Theresa saw the young woman’s admiration of the handsome Don turn to a scowl. Perhaps all her friends were around the corner at the standoff or at least on the field trip providing extra security for the secretary of state’s visit, and here she was, sweating next to an old German car, taking orders from a hottie with no wedding ring and an all-work, no-play approach.
“Now would be good,” Don added, smiling sweetly. “We need that information.”
The woman walked out of earshot, with her radio and a notebook. Don continued to click photos of the car, front and back, driver’s side, passenger side. “At least the owner isn’t in the trunk, right?”
“Yeah, they checked.”
“They didn’t wait for us?”
“If someone had been inside, they’d need medical attention, from the heat if nothing else.” In some ways Theresa had been right not to inspect the car at the medical examiner’s office.
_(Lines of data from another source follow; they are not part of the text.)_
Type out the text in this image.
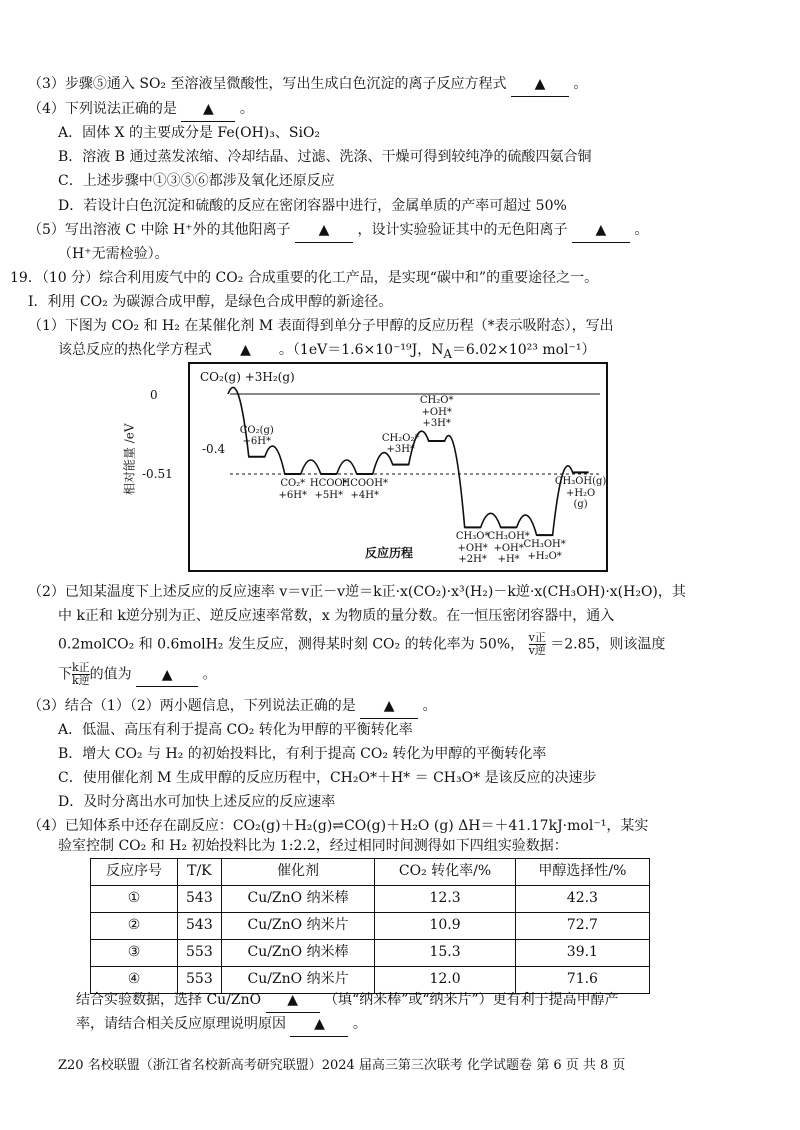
（3）步骤⑤通入 SO₂ 至溶液呈微酸性，写出生成白色沉淀的离子反应方程式 ▲ 。
（4）下列说法正确的是 ▲ 。
A．固体 X 的主要成分是 Fe(OH)₃、SiO₂
B．溶液 B 通过蒸发浓缩、冷却结晶、过滤、洗涤、干燥可得到较纯净的硫酸四氨合铜
C．上述步骤中①③⑤⑥都涉及氧化还原反应
D．若设计白色沉淀和硫酸的反应在密闭容器中进行，金属单质的产率可超过 50%
（5）写出溶液 C 中除 H⁺外的其他阳离子 ▲ ，设计实验验证其中的无色阳离子 ▲ 。
（H⁺无需检验）。
19．（10 分）综合利用废气中的 CO₂ 合成重要的化工产品，是实现“碳中和”的重要途径之一。
I．利用 CO₂ 为碳源合成甲醇，是绿色合成甲醇的新途径。
（1）下图为 CO₂ 和 H₂ 在某催化剂 M 表面得到单分子甲醇的反应历程（*表示吸附态），写出
该总反应的热化学方程式 ▲ 。（1eV＝1.6×10⁻¹⁹J，$N_A=6.02\times 10^{23}$ mol⁻¹）
CO₂(g) +3H₂(g)
0
-0.4
-0.51
相对能量 /eV
反应历程
CO₂(g)
+6H*
CO₂*
+6H*
HCOO*
+5H*
HCOOH*
+4H*
CH₂O₂*
+3H*
CH₂O*
+OH*
+3H*
CH₃O*
+OH*
+2H*
CH₃OH*
+OH*
+H*
CH₃OH*
+H₂O*
CH₃OH(g)
+H₂O
(g)
（2）已知某温度下上述反应的反应速率 v＝v正－v逆＝k正·x(CO₂)·x³(H₂)－k逆·x(CH₃OH)·x(H₂O)，其
中 k正和 k逆分别为正、逆反应速率常数，x 为物质的量分数。在一恒压密闭容器中，通入
0.2molCO₂ 和 0.6molH₂ 发生反应，测得某时刻 CO₂ 的转化率为 50%， v正
v逆 ＝2.85，则该温度
下 k正
k逆 的值为 ▲ 。
（3）结合（1）（2）两小题信息，下列说法正确的是 ▲ 。
A．低温、高压有利于提高 CO₂ 转化为甲醇的平衡转化率
B．增大 CO₂ 与 H₂ 的初始投料比，有利于提高 CO₂ 转化为甲醇的平衡转化率
C．使用催化剂 M 生成甲醇的反应历程中，CH₂O*＋H* ＝ CH₃O* 是该反应的决速步
D．及时分离出水可加快上述反应的反应速率
（4）已知体系中还存在副反应：CO₂(g)＋H₂(g)⇌CO(g)＋H₂O (g) ΔH＝＋41.17kJ·mol⁻¹，某实
验室控制 CO₂ 和 H₂ 初始投料比为 1:2.2，经过相同时间测得如下四组实验数据：
反应序号	T/K	催化剂	CO₂ 转化率/%	甲醇选择性/%
①	543	Cu/ZnO 纳米棒	12.3	42.3
②	543	Cu/ZnO 纳米片	10.9	72.7
③	553	Cu/ZnO 纳米棒	15.3	39.1
④	553	Cu/ZnO 纳米片	12.0	71.6
结合实验数据，选择 Cu/ZnO ▲ （填“纳米棒”或“纳米片”）更有利于提高甲醇产
率，请结合相关反应原理说明原因 ▲ 。
Z20 名校联盟（浙江省名校新高考研究联盟）2024 届高三第三次联考 化学试题卷 第 6 页 共 8 页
Their only garage had lousy lighting; at least the grassy mall blazed with brilliant sunlight. She would have to stand the heat to have the illumination.
The exterior of the Mercedes had been well maintained, even beyond the fancy after-market paint job, its only flaw being a slight dent in the back bumper. The tires were beginning to bald, however, and the front right showed irregular wear.
“Camber’s off,” Don said. “The wheel is angled inward just a touch. Probably hit a pothole or something.”
“How do you men do that? You can’t remember your mother’s birthday, but you know the timing sequence on a ’68 Mustang.”
“The same thing happened to a Riviera I used to have. And I never forget my mother’s birthday. Or yours.”
Theresa brushed black fingerprint powder over the glossy paint. The tedious work frustrated her, but she knew that the exterior of a vehicle is an ideal surface for prints, and she needed to collect them before any more people, including herself, climbed in and out of the car. The security guard and their young patrolwoman, at the very least, had already been too close to it. She forced herself to work calmly, without missing any of the surface.